O sistema adhyatman-adhidaivam totalmente desenvolvido no período das Upanixades empregava, como meio para se chegar ao absoluto desapego , um programa completo de correspondência entre os fenômenos subjetivos e objetivos. Eis um exemplo, “Uma vez criadas, as divindades do mundo disseram ao Atman (o Eu como Criador): ‘Dai-nos uma moradia onde possamos nos estabelecer e alimentar’. Levou-lhes um touro, e elas disseram: ‘Em verdade, isto não é suficiente para nós’. Levou-lhes então um cavalo, e elas disseram: ‘Em verdade, isto não é suficiente para nós’. Levou-lhes uma pessoa, e elas disseram: ‘Oh! Muito bem! Em verdade, um pessoa está muito bem!’ Ele lhes disse: ‘Entrem em suas respectivas moradas!’ O fogo se fez fala e entrou na boca. O vento se fez alento e penetrou nas narinas. O sol se fez visão e entrou nos olhos. Os quadrantes do céu se fizeram audição e penetraram nos ouvidos. As plantas e as árvores se fizeram cabelos e entraram na pele. A lua se fez mente e entrou no coração . A morte se fez alento descendente e penetrou no umbigo. As águas se fizeram sêmen e entraram no membro viril.”
Ensina-se ao discípulo que aplique o conhecimento de tais correspondências em meditações como esta: “Assim como um jarro se reduz a pó; uma onda, a água; ou um bracelete, a ouro; assim também o universo se reduzirá a mim. Maravilhoso sou ! Adoração a mim! Porque quando o mundo, desde seu deus mais supremo até a menor folha de relva, se dissolve, esta destruição não é minha”.
Evidentemente, deparamo-nos aqui com uma total dissociação entre o eu fenomênico (a personalidade ingenuamente consciente que junto ao seu mundo de nomes e formas será, a seu tempo, destruída) e o outro Eu transcendental (atman), profundamente oculto, essencial ainda que esquecido, mas que quando é recordado lança um emocionante brado que aniquila o mundo: “Maravilhoso sou!” Este outro não é algo criado mas sim o substrato de todas as coisas criadas, de todos os objetos, de todos os processos. “As armas não o cortam, o fogo não o queima, a água não o molha, o vento não o seca.” As faculdades dos sentidos, normalmente direcionadas para fora, buscando, apreendendo com os objetos e reagindo ante eles, não entram em contato com a esfera da realidade permanente, mas apenas com as mudanças passageiras das perecíveis transformações de sua energia. Assim, a força de vontade, orientada para a obtenção de fins mundanos, não resulta em grande ajuda para o homem ; nem os prazeres e as experiências dos sentidos podem iniciar a consciência no segredo da plenitude da vida.

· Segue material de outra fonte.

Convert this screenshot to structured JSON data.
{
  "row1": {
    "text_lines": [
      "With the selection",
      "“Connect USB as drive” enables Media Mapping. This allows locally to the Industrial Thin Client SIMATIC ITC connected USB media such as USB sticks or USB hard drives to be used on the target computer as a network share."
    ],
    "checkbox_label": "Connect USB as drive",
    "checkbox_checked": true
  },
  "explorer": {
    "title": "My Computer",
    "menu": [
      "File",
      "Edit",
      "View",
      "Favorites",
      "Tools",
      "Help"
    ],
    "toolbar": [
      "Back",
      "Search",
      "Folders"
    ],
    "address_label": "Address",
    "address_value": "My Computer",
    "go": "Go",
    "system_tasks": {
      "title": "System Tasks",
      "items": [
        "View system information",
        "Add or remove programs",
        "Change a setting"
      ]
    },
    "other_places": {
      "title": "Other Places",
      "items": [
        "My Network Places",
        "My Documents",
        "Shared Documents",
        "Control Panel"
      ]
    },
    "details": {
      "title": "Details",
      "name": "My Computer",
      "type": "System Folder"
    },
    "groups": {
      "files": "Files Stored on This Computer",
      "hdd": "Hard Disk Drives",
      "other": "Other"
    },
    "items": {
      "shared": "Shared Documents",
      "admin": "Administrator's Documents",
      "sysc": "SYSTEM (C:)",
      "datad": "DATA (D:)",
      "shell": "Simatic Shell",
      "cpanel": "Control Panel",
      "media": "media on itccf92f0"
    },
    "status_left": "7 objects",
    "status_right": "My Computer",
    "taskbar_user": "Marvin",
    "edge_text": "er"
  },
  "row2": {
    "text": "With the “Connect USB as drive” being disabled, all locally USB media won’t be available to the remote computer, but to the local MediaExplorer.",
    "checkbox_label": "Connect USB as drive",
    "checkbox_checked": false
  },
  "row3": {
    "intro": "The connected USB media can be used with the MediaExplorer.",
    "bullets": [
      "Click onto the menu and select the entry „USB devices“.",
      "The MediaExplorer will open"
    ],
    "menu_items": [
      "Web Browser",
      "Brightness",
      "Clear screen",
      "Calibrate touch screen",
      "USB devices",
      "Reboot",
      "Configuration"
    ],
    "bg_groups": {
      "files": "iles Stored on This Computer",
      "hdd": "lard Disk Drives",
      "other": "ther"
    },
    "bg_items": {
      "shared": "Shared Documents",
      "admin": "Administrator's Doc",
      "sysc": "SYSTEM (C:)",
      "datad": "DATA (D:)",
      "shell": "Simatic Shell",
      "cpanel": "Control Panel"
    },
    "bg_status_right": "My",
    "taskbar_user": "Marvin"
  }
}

De acordo com o pensamento e a experiência da Índia, o conhecimento das coisas impermanentes não conduz a uma atitude realista, pois estas coisas carecem de substancialidade, perecem. Tampouco podem levar a uma concepção idealista porque a inconsistência das coisas, que estão em fluxo contínuo, se contradizem e refutam uma a outra. As formas fenomênicas são, por natureza, falazes e ilusórias. Quem nelas se apoia encontrará dificuldades. Elas não passam de partículas de uma grande ilusão universal manobrada pelo mágico esquecimento do Eu, sustentada pela ignorância e prolongada pelas paixões enganosas. A pueril ignorância da verdade oculta do Eu é a causa primária de todas as concepções errôneas, das atitudes impróprias e dos consequentes tormentos deste mundo embriagado consigo mesmo.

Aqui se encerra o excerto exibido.